Ensure your NTP client is configured to allow a reasonable number of sources.
# In /etc/chrony/chrony.conf
server 0.pool.ntp.org iburst
server 1.pool.ntp.org iburst
server 2.pool.ntp.org iburst
server 3.pool.ntp.org iburst
# Add a local server if you have one
# server 127.127.1.0 # Local clock, usually not recommended for critical sync
Restart the NTP service after changes. Having more reliable time sources increases the chance of achieving a stable and accurate time synchronization.
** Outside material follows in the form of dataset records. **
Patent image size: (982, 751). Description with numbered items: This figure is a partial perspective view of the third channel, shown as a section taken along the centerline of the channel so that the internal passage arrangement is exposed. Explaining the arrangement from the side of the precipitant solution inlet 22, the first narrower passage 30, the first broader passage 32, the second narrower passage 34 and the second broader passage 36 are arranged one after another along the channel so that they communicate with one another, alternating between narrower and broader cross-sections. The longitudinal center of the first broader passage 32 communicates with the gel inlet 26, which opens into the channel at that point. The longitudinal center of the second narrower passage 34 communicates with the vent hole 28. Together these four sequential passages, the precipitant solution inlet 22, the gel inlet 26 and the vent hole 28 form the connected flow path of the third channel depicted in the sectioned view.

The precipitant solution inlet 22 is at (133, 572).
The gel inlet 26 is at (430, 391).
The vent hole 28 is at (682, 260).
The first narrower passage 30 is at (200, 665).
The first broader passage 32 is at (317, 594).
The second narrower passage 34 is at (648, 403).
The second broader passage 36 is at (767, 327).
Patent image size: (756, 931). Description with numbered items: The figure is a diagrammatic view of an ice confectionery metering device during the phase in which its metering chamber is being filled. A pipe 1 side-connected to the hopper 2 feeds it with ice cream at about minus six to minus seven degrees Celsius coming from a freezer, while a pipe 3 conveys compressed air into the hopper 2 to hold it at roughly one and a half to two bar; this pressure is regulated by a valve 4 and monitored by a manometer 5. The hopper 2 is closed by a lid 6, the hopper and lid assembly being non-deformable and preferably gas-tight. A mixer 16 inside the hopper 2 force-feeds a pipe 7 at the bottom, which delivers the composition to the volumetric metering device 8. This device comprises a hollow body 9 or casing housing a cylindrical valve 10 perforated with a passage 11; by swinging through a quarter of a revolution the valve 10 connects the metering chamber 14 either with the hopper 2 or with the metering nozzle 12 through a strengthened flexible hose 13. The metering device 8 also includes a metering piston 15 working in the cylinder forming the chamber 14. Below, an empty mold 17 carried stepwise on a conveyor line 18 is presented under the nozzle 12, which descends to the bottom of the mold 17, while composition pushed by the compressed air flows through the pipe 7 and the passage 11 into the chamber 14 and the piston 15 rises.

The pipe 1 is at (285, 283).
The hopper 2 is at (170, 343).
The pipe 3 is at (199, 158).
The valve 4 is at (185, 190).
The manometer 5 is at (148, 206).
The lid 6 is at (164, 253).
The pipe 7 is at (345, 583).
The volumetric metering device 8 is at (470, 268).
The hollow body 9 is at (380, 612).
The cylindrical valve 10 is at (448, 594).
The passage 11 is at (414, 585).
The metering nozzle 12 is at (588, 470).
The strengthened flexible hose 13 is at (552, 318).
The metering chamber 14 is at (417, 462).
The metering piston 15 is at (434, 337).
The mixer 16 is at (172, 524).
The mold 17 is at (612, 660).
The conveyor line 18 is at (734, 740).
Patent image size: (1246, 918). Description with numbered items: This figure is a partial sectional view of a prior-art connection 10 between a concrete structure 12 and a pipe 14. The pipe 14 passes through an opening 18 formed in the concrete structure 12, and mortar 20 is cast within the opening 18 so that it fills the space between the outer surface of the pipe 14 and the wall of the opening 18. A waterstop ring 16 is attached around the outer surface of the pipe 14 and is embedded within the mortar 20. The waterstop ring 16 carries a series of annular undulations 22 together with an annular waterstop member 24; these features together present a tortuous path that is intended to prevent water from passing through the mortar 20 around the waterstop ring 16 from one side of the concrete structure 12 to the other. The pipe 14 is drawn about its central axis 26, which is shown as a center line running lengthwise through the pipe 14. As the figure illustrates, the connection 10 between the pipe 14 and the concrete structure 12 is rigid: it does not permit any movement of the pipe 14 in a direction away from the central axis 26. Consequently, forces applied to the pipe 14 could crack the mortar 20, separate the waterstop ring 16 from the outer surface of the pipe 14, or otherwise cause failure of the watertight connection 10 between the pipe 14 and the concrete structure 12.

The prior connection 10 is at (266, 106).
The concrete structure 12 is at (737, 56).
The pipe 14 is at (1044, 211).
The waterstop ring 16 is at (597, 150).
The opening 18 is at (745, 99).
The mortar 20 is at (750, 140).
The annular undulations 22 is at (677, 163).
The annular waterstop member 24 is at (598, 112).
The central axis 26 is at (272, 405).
Cause 5: NTP Daemon Over-Reliance on Specific Servers
Diagnosis:
Examine the chronyc sources or ntpq -p output. If a single server dominates synchronization despite others being available, it might be a point of failure. Look for a single server with ^* and others with ? or x.
Fix:
Adjust NTP client configuration to give more weight to a diverse set of servers, or to be more aggressive in switching sources if the primary becomes unreliable. For chronyd, you can adjust maxdist and maxfreq to be more tolerant of small deviations. However, the primary fix is ensuring multiple good sources.
In chrony.conf, consider adding:
# Allow a wider initial drift
makestep 10 3
Restart the NTP service. This helps the client dynamically adapt to varying clock drift by considering a broader range of time sources.
Cause 6: System Clock Drift Exceeding CockroachDB’s Tolerance
Diagnosis:
CockroachDB has a default tolerance for clock skew between nodes, typically 100ms. Check the actual clock difference between nodes using date.
# On node 1
date +%s.%N
# On node 2
date +%s.%N
# Calculate the difference
If the difference consistently exceeds 100ms, your NTP is not keeping up sufficiently.
Fix:
Ensure your NTP client is configured to synchronize frequently. For chronyd, the default poll interval is usually acceptable, but you can explicitly set it lower for critical systems if needed.
# In /etc/chrony/chrony.conf
# Make poll intervals smaller (e.g., 64 seconds for fast sync)
# Adjust these carefully, too frequent can overload servers or cause instability
# Default is often 64s for polling, 1024s for max.
# Consider tuning if drift is persistent.
# server ntp.example.com iburst minpoll 4 maxpoll 10
The most common fix is ensuring robust NTP server configuration (Causes 2-4) rather than aggressive client polling. A well-synced system clock will remain within CockroachDB’s acceptable skew limits.
The next error you’ll likely encounter after fixing clock skew is related to transaction retries due to contention, as the system now has a consistent view of time and can more accurately detect concurrent operations.